Megan Griffith’s Lucky Them (2013, R) is a detective story set in the Seattle music scene, starring Toni Colette and Thomas Haden Church.
Crime drama God’s Pocket (2014, R) features the final film performance of Philip Seymour Hoffman.
Also new this month:
- horror film Don’t Knock Twice (2016, R)
- indie drama Hellion (2014, R) with Aaron Paul and Juliette Lewis
- Israeli comedy The Band’s Visit (Israel, 2006, PG-13, with subtitles)
- Jane Austen’s Pride and Prejudice (2005, PG) with Keira Knightley
- Ray (2004, PG-13) with Jamie Foxx as Ray Charles
- action drama Unleashed (2005, R) with Jet Li and Morgan Freeman
- True Romance (1993, R) with Christian Slater and Patricia Arquette
FilmStruck / Criterion Channel
FilmStruck curates a collection of classic films about hard times, including Charlie Chaplin’s Modern Times (1936), David Lean’s Oliver Twist (1948) with Alec Guinness, the neo-realist masterpiece Bicycle Thieves (Italy, 1948, with subtitles), and a reconstruction of the silent film classic Greed (1924).
A collection of Nikita Mikhalkov films from Russian includes his breakthrough film A Slave of Love (USSR, 1977, with subtitles) and his acclaimed An Unfinished Piece of Player Piano (USSR, 1977, with subtitles) and Oblomov (USSR, 1980, with subtitles).
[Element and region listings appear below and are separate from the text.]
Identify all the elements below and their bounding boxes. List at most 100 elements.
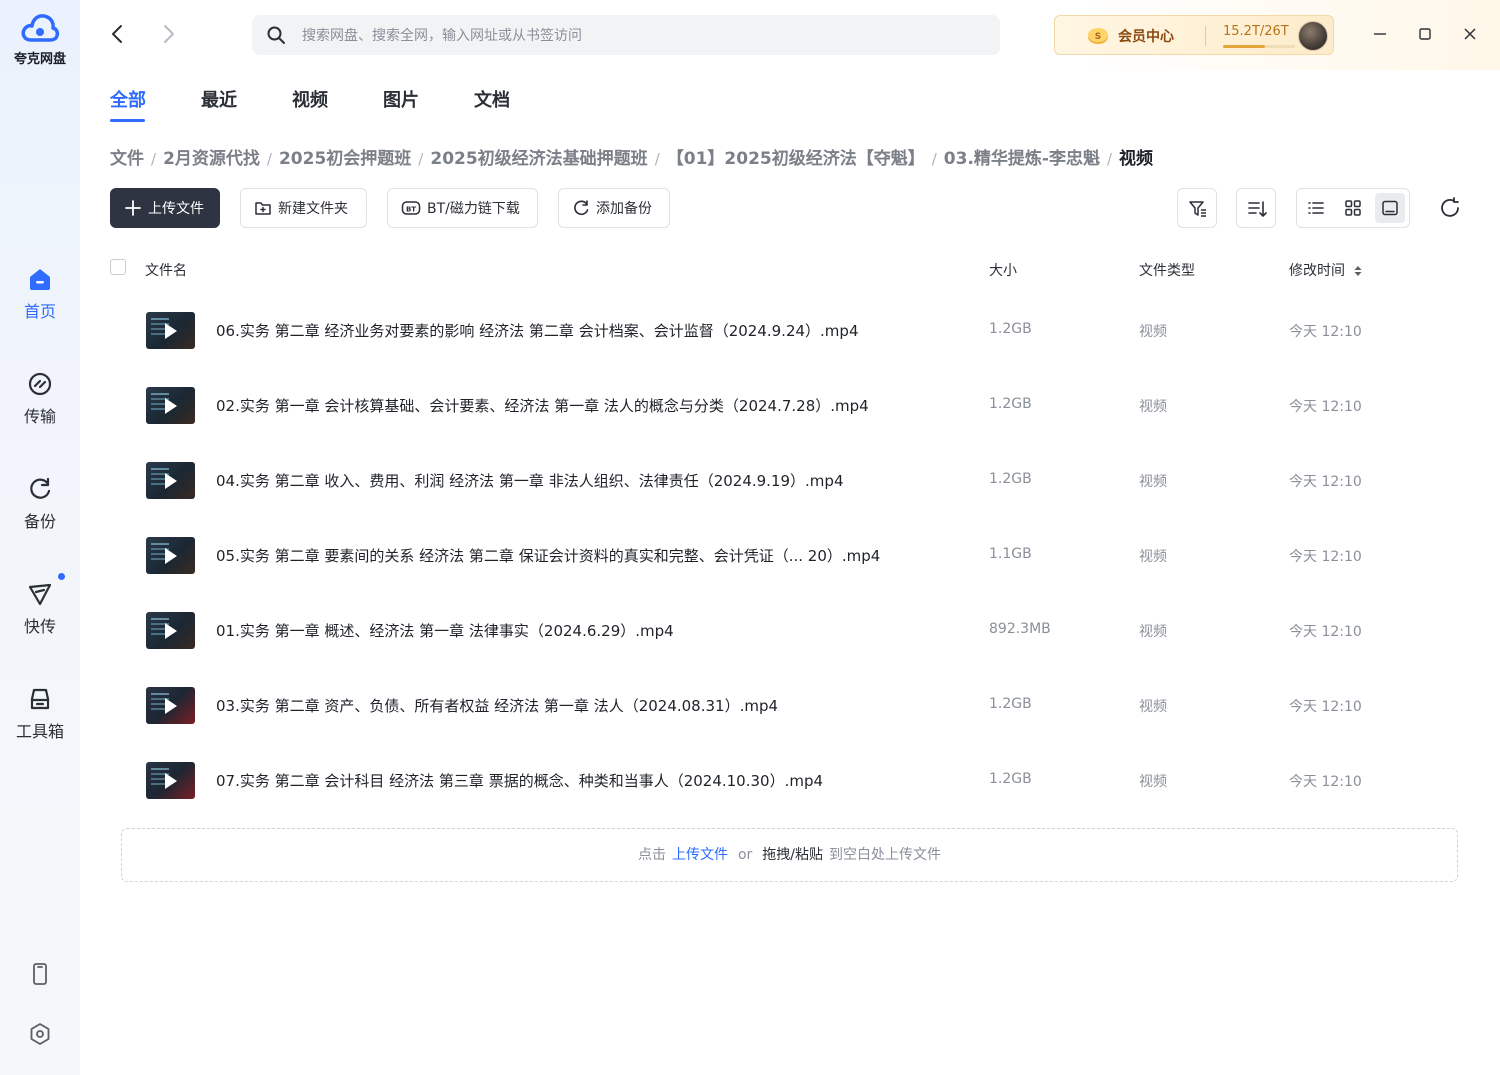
sidebar-item-toolbox[interactable]: 工具箱: [0, 686, 80, 742]
column-header-modified-label: 修改时间: [1289, 263, 1345, 279]
bt-download-button[interactable]: BT BT/磁力链下载: [387, 188, 538, 228]
tab-document[interactable]: 文档: [474, 86, 510, 112]
breadcrumb-item[interactable]: 2025初会押题班: [279, 149, 411, 169]
file-modified: 今天 12:10: [1289, 549, 1362, 565]
dropzone-prefix: 点击: [637, 847, 666, 863]
sidebar: 夸克网盘 首页 传输 备份 快传 工具箱: [0, 0, 80, 1075]
dropzone-upload-link[interactable]: 上传文件: [672, 847, 728, 863]
file-size: 1.2GB: [989, 771, 1032, 787]
play-icon: [165, 698, 177, 714]
sidebar-item-label: 快传: [23, 617, 56, 636]
cloud-logo-icon: [21, 14, 60, 42]
add-backup-button[interactable]: 添加备份: [558, 188, 670, 228]
breadcrumb-item[interactable]: 2025初级经济法基础押题班: [430, 149, 647, 169]
upload-button[interactable]: 上传文件: [110, 188, 220, 228]
vip-panel: S 会员中心 15.2T/26T: [1054, 15, 1334, 55]
play-icon: [165, 623, 177, 639]
active-tab-indicator: [110, 119, 145, 122]
quick-send-icon: [28, 583, 52, 606]
file-size: 892.3MB: [989, 621, 1051, 637]
search-bar[interactable]: [252, 15, 1000, 57]
table-row[interactable]: 04.实务 第二章 收入、费用、利润 经济法 第一章 非法人组织、法律责任（20…: [110, 443, 1470, 518]
file-modified: 今天 12:10: [1289, 324, 1362, 340]
refresh-icon[interactable]: [1438, 196, 1462, 220]
list-view-button[interactable]: [1301, 193, 1331, 223]
app-logo[interactable]: 夸克网盘: [0, 10, 80, 67]
transfer-icon: [28, 372, 52, 396]
maximize-icon[interactable]: [1415, 24, 1435, 44]
file-type: 视频: [1139, 549, 1167, 565]
sidebar-item-transfer[interactable]: 传输: [0, 371, 80, 427]
file-type: 视频: [1139, 474, 1167, 490]
sidebar-item-label: 备份: [23, 512, 56, 531]
tab-all[interactable]: 全部: [110, 86, 146, 112]
dropzone-suffix: 到空白处上传文件: [829, 847, 942, 863]
play-icon: [165, 398, 177, 414]
tab-recent[interactable]: 最近: [201, 86, 237, 112]
storage-bar: [1223, 45, 1295, 48]
breadcrumb-separator: /: [266, 150, 272, 168]
file-type: 视频: [1139, 399, 1167, 415]
breadcrumb-item[interactable]: 2月资源代找: [163, 149, 260, 169]
select-all-checkbox[interactable]: [110, 259, 126, 275]
close-icon[interactable]: [1460, 24, 1480, 44]
vip-center-link[interactable]: 会员中心: [1118, 26, 1174, 46]
sidebar-item-quick-send[interactable]: 快传: [0, 573, 80, 637]
phone-button[interactable]: [0, 962, 80, 986]
upload-dropzone[interactable]: 点击 上传文件 or 拖拽/粘贴 到空白处上传文件: [121, 828, 1458, 882]
breadcrumb-item[interactable]: 03.精华提炼-李忠魁: [944, 149, 1100, 169]
backup-icon: [574, 200, 589, 216]
svg-text:S: S: [1095, 32, 1101, 42]
vip-divider: [1205, 26, 1206, 46]
table-row[interactable]: 06.实务 第二章 经济业务对要素的影响 经济法 第二章 会计档案、会计监督（2…: [110, 293, 1470, 368]
sidebar-item-backup[interactable]: 备份: [0, 476, 80, 532]
file-name: 01.实务 第一章 概述、经济法 第一章 法律事实（2024.6.29）.mp4: [216, 622, 674, 640]
sidebar-item-home[interactable]: 首页: [0, 266, 80, 322]
storage-usage[interactable]: 15.2T/26T: [1223, 24, 1289, 39]
play-icon: [165, 473, 177, 489]
file-modified: 今天 12:10: [1289, 624, 1362, 640]
coin-icon: S: [1088, 28, 1108, 44]
avatar[interactable]: [1298, 21, 1328, 51]
view-mode-group: [1296, 188, 1410, 228]
search-input[interactable]: [300, 15, 984, 57]
settings-button[interactable]: [0, 1022, 80, 1046]
table-header: 文件名 大小 文件类型 修改时间: [110, 255, 1470, 283]
large-view-icon: [1382, 200, 1398, 216]
folder-plus-icon: [255, 202, 271, 215]
file-type: 视频: [1139, 774, 1167, 790]
column-header-modified[interactable]: 修改时间: [1289, 260, 1363, 280]
large-view-button[interactable]: [1375, 193, 1405, 223]
play-icon: [165, 548, 177, 564]
column-header-name[interactable]: 文件名: [145, 260, 187, 280]
breadcrumb-item[interactable]: 【01】2025初级经济法【夺魁】: [667, 149, 925, 169]
forward-arrow-icon[interactable]: [156, 22, 180, 46]
filter-button[interactable]: [1177, 188, 1217, 228]
file-name: 02.实务 第一章 会计核算基础、会计要素、经济法 第一章 法人的概念与分类（2…: [216, 397, 869, 415]
file-name: 06.实务 第二章 经济业务对要素的影响 经济法 第二章 会计档案、会计监督（2…: [216, 322, 859, 340]
tab-video[interactable]: 视频: [292, 86, 328, 112]
back-arrow-icon[interactable]: [106, 22, 130, 46]
table-row[interactable]: 05.实务 第二章 要素间的关系 经济法 第二章 保证会计资料的真实和完整、会计…: [110, 518, 1470, 593]
table-row[interactable]: 07.实务 第二章 会计科目 经济法 第三章 票据的概念、种类和当事人（2024…: [110, 743, 1470, 818]
backup-icon: [30, 477, 51, 499]
sort-icon: [1248, 201, 1267, 217]
new-folder-button[interactable]: 新建文件夹: [240, 188, 367, 228]
sort-button[interactable]: [1236, 188, 1276, 228]
minimize-icon[interactable]: [1370, 24, 1390, 44]
tab-image[interactable]: 图片: [383, 86, 419, 112]
list-view-icon: [1308, 202, 1324, 214]
bt-download-button-label: BT/磁力链下载: [427, 201, 520, 217]
grid-view-button[interactable]: [1338, 193, 1368, 223]
table-row[interactable]: 02.实务 第一章 会计核算基础、会计要素、经济法 第一章 法人的概念与分类（2…: [110, 368, 1470, 443]
column-header-type[interactable]: 文件类型: [1139, 260, 1195, 280]
breadcrumb-separator: /: [1106, 150, 1113, 168]
table-row[interactable]: 03.实务 第二章 资产、负债、所有者权益 经济法 第一章 法人（2024.08…: [110, 668, 1470, 743]
table-row[interactable]: 01.实务 第一章 概述、经济法 第一章 法律事实（2024.6.29）.mp4…: [110, 593, 1470, 668]
breadcrumb-item[interactable]: 文件: [110, 149, 144, 169]
column-header-size[interactable]: 大小: [989, 260, 1017, 280]
file-modified: 今天 12:10: [1289, 774, 1362, 790]
file-size: 1.2GB: [989, 696, 1032, 712]
video-thumbnail: [146, 612, 195, 649]
storage-bar-fill: [1223, 45, 1266, 48]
Criterion Channel premieres the John le Carré Cold War classic The Spy Who Came in from the Cold (1965, not rated) with Richard Burton and Alex Ross Perry’s Listen Up Philip” (2014, not rated) with Jason Schwartzman and Elisabeth Moss. And on the cult side there is the crazy, cross-dressing sixties spy comedy Black Lizard (Japan, 1968) from director Kinji Fukasaku.
The series finale of British crime drama George Gently makes its U.S. debut on Acorn TV days after its British TV premiere.